- The Washington Times - Saturday, March 4, 2017

Election systems used by Georgia’s Secretary of State may have been recently hacked, Kennesaw State University announced Friday.

“Kennesaw State officials are working with federal law enforcement officials to determine whether and to what extent a data breach may have occurred involving records maintained by the Center for Election Systems,” the university said in a statement Friday.

The Center of Election Systems was created in 2002 “to provide services for Georgia Election Officials and poll managers to assist with the operation of the voting system,” according to its website, and “maintains an arms-length working relationship with the Secretary of State.”

Potentially millions of of voter records maintained by the center were compromised during a Wednesday evening data breach, Atlanta’s WSB-TV reported citing unnamed sources.

The Georgia Secretary of State’s Office said the apparent incident isn’t related to its own network, however, and said its own database containing the personal records of the state’s 6.6 million voters was never breached.

“Because this involved a pending criminal investigation Kennesaw State will have no further comment on this matter and any inquiries should be addressed to the U.S. Attorney’s Office,” the university said in Friday’s statement.

Neither the FBI nor the local U.S. Attorney’s Office could be immediately reached for comment Friday, the Atlanta Journal-Constitution reported.

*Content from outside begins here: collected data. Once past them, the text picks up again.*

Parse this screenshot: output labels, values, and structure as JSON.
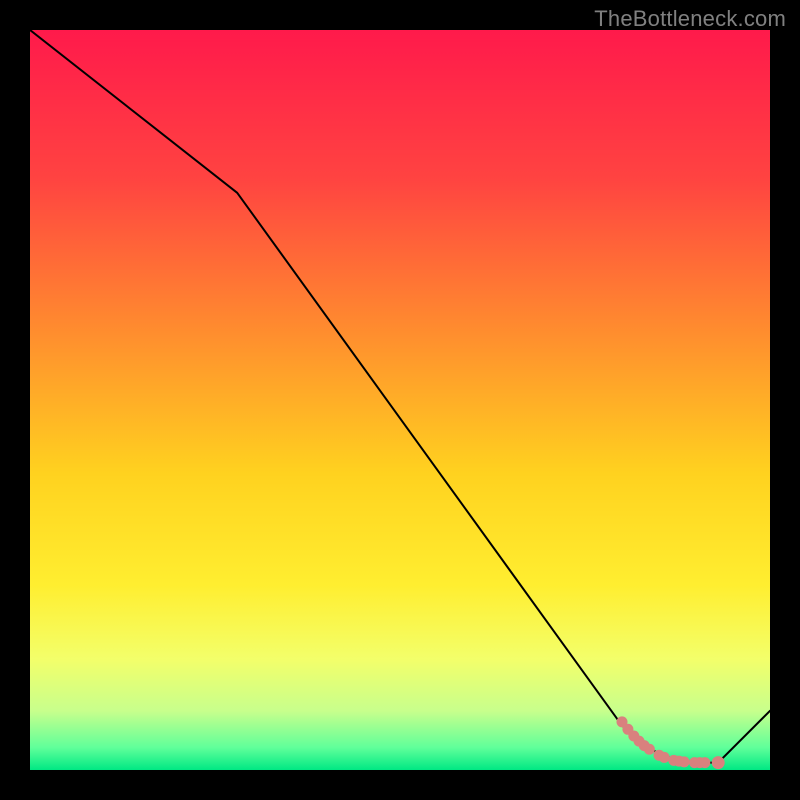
{
  "watermark": "TheBottleneck.com",
  "chart_data": {
    "type": "line",
    "title": "",
    "xlabel": "",
    "ylabel": "",
    "xlim": [
      0,
      100
    ],
    "ylim": [
      0,
      100
    ],
    "background_gradient": {
      "stops": [
        {
          "offset": 0,
          "color": "#ff1a4b"
        },
        {
          "offset": 20,
          "color": "#ff4341"
        },
        {
          "offset": 40,
          "color": "#ff8a2f"
        },
        {
          "offset": 60,
          "color": "#ffd21f"
        },
        {
          "offset": 75,
          "color": "#ffee30"
        },
        {
          "offset": 85,
          "color": "#f3ff6a"
        },
        {
          "offset": 92,
          "color": "#c8ff8c"
        },
        {
          "offset": 97,
          "color": "#5fff9a"
        },
        {
          "offset": 100,
          "color": "#00e884"
        }
      ]
    },
    "series": [
      {
        "name": "bottleneck-curve",
        "x": [
          0,
          28,
          80,
          82,
          83,
          84,
          85,
          86,
          87,
          88,
          89,
          90,
          91,
          92,
          93,
          100
        ],
        "y": [
          100,
          78,
          6,
          4.5,
          3.5,
          2.8,
          2.2,
          1.8,
          1.5,
          1.3,
          1.1,
          1.0,
          1.0,
          1.0,
          1.0,
          8
        ]
      }
    ],
    "markers": {
      "name": "highlighted-range",
      "color": "#d9817e",
      "points": [
        {
          "x": 80.0,
          "y": 6.5
        },
        {
          "x": 80.8,
          "y": 5.5
        },
        {
          "x": 81.6,
          "y": 4.6
        },
        {
          "x": 82.3,
          "y": 3.9
        },
        {
          "x": 83.0,
          "y": 3.3
        },
        {
          "x": 83.7,
          "y": 2.8
        },
        {
          "x": 85.0,
          "y": 2.0
        },
        {
          "x": 85.7,
          "y": 1.7
        },
        {
          "x": 87.0,
          "y": 1.3
        },
        {
          "x": 87.7,
          "y": 1.2
        },
        {
          "x": 88.4,
          "y": 1.1
        },
        {
          "x": 89.8,
          "y": 1.0
        },
        {
          "x": 90.5,
          "y": 1.0
        },
        {
          "x": 91.2,
          "y": 1.0
        },
        {
          "x": 93.0,
          "y": 1.0
        }
      ]
    }
  }
}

KSU President Sam Olens and Georgia Secretary of State Brian Kemp both declined to discuss the matter as well, the Marietta Daily Journal said.

Election cybersecurity became a hot-button issue last year amid allegations that Russia sought to influence the outcome of the 2016 White House race by hacking American targets, including the Democratic National Committee and the chairman of the party’s nominee for president.

An assessment published by the U.S. intelligence community in January prior to President Trump’s inauguration concluded that the “Kremlin’s campaign aimed at the U.S. election featured disclosures of data obtained through Russian cyber operations,” including “intrusions into U.S. state and local electoral boards.”